/openrefine-provenance

Project to model the data-cleaning history management features of OpenRefine

Primary LanguageTeX

An Investigation of OpenRefine Provenance

Overview

This repo represents the history and current state of a project to model the data-cleaning history management features of OpenRefine. The project has three principal aims:

  1. Investigate and clearly document the actual data-cleaning history capabilities of OpenRefine.
  2. Demonstrate queries of the historical information captured by OpenRefine, focusing primarily on queries that reveal critical elements of the provenance of a cleaned data set.
  3. Publish a paper reporting the results of the project, and complement this paper with the means to reproduce those results.

This repo is meant not just to make it possible for others to reproduce the results of this project, but also to make it as easy as possible for others to review the work.

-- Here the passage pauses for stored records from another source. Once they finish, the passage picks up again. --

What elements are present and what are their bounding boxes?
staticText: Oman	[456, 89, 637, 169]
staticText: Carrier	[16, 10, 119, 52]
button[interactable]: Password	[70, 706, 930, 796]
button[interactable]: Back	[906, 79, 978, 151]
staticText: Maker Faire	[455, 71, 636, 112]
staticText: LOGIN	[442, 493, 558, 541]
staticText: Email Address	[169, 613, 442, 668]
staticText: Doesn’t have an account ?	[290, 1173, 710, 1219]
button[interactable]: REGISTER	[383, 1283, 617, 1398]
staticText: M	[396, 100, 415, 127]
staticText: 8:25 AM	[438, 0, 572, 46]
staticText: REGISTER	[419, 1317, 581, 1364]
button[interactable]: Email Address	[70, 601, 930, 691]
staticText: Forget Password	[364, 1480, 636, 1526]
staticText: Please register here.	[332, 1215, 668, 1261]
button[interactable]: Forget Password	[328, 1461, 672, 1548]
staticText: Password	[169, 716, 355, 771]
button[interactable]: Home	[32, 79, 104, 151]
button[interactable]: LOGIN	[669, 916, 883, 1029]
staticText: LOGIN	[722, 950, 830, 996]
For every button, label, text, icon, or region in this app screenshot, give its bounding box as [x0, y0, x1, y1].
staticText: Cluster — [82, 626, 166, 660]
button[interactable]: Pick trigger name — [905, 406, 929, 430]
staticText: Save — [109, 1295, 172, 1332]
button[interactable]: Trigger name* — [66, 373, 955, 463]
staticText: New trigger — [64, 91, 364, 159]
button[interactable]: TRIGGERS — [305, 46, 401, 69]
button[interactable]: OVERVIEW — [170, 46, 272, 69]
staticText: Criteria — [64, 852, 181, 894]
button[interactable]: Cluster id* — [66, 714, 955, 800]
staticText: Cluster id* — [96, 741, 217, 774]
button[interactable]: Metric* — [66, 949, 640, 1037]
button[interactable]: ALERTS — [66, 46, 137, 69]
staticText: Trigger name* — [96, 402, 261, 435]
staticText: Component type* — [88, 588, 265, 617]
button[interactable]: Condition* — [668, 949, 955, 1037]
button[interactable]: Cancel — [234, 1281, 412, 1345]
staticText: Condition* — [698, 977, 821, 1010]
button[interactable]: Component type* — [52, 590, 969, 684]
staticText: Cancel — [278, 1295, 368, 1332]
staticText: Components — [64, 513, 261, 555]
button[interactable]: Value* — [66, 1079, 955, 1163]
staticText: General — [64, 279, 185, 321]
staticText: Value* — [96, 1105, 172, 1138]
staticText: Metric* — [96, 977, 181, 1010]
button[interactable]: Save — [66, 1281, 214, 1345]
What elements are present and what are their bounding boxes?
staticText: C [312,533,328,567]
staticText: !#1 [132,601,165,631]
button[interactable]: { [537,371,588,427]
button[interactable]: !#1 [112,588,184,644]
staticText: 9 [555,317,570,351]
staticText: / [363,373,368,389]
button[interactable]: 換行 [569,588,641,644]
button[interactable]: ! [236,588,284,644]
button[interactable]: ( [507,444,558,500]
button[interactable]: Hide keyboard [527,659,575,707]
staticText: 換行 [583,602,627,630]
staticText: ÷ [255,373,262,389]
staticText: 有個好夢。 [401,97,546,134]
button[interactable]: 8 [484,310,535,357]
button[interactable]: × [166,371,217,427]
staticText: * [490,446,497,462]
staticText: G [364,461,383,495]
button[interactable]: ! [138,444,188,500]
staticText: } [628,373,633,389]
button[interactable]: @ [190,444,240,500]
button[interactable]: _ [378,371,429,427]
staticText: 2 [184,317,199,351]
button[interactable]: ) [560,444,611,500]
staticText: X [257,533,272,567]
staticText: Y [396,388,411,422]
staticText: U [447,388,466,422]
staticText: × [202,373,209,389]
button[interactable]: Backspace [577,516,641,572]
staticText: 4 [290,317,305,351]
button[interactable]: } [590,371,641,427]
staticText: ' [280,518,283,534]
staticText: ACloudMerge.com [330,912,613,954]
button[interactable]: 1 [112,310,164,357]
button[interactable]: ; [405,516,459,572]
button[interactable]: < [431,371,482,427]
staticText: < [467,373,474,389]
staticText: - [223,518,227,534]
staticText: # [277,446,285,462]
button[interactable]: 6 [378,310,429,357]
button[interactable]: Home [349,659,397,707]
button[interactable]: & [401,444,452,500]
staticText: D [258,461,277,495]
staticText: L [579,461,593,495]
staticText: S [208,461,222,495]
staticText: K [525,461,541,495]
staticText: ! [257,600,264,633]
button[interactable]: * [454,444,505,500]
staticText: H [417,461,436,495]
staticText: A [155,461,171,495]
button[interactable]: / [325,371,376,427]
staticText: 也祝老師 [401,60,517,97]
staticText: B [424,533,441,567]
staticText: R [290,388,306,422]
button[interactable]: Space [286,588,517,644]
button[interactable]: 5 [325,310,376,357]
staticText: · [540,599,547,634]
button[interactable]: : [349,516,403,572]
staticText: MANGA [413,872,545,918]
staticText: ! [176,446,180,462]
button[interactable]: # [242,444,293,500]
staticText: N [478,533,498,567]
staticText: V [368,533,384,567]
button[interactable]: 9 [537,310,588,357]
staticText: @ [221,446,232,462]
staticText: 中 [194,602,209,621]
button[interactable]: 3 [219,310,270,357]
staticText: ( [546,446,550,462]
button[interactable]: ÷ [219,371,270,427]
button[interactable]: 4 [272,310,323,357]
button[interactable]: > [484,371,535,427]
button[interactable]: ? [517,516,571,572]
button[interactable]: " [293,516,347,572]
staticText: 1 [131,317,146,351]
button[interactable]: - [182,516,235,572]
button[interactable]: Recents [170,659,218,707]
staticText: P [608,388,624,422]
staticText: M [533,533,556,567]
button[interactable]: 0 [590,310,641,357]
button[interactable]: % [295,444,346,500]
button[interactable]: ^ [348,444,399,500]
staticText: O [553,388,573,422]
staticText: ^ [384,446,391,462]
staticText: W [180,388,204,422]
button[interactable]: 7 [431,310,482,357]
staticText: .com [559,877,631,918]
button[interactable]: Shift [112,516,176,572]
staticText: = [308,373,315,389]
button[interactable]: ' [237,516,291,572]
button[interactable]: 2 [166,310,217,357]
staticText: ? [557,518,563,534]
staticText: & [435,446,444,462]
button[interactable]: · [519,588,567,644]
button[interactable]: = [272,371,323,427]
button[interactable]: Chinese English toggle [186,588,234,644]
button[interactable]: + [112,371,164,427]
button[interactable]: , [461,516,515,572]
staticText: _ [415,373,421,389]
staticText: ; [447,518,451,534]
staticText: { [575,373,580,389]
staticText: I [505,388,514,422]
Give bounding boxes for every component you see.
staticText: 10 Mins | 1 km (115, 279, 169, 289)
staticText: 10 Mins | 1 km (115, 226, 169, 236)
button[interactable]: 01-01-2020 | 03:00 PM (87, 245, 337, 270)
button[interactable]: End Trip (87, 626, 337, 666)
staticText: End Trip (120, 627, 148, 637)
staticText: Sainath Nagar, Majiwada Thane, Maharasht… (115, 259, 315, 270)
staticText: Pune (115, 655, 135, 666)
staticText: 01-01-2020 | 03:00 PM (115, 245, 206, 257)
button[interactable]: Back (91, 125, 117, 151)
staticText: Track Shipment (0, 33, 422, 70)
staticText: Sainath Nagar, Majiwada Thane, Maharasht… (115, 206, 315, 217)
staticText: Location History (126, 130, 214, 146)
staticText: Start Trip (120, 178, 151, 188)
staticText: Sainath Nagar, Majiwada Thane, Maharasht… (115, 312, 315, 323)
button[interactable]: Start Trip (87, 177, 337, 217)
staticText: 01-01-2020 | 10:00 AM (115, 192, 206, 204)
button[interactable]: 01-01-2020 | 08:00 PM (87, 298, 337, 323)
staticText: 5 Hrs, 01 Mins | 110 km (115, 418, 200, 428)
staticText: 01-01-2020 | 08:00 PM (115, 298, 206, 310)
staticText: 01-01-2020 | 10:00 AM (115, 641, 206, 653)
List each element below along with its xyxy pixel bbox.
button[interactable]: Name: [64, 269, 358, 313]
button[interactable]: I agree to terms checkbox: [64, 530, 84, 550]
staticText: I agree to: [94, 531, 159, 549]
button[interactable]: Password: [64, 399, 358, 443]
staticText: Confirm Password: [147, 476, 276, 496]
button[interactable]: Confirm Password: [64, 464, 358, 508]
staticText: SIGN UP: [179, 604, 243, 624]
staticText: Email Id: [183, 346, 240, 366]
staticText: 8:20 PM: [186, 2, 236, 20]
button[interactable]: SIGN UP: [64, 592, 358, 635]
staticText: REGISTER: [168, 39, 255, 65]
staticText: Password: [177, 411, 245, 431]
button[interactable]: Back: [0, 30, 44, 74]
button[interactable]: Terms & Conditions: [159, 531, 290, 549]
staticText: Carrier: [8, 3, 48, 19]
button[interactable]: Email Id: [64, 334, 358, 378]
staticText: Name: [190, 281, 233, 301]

The repo will include the notes taken while doing the research; definitions of key aspects of the computing environments used to run any software employed to obtain reported results; and the source code for any custom software developed to carry out the project.

The notes folder contains the daily records kept throughout the project.

Project planning is done using issues. Please feel free to comment, make suggestions, or contribute ideas.

Miscellaneous updates and thoughts about the project are posted on twitter by @tmcphillips.

Poster presentation at TaPP 2019

We presented an early report of our progress at TaPP 2019 (11th International Workshop on Theory and Practice of Provenance), on June 3, 2019.

The poster, and accompanying one-page paper (with LaTeX sources) are included in the tapp2019 directory.

A working demonstration corresponding the examples on the poster are in demos/03_poster_demo.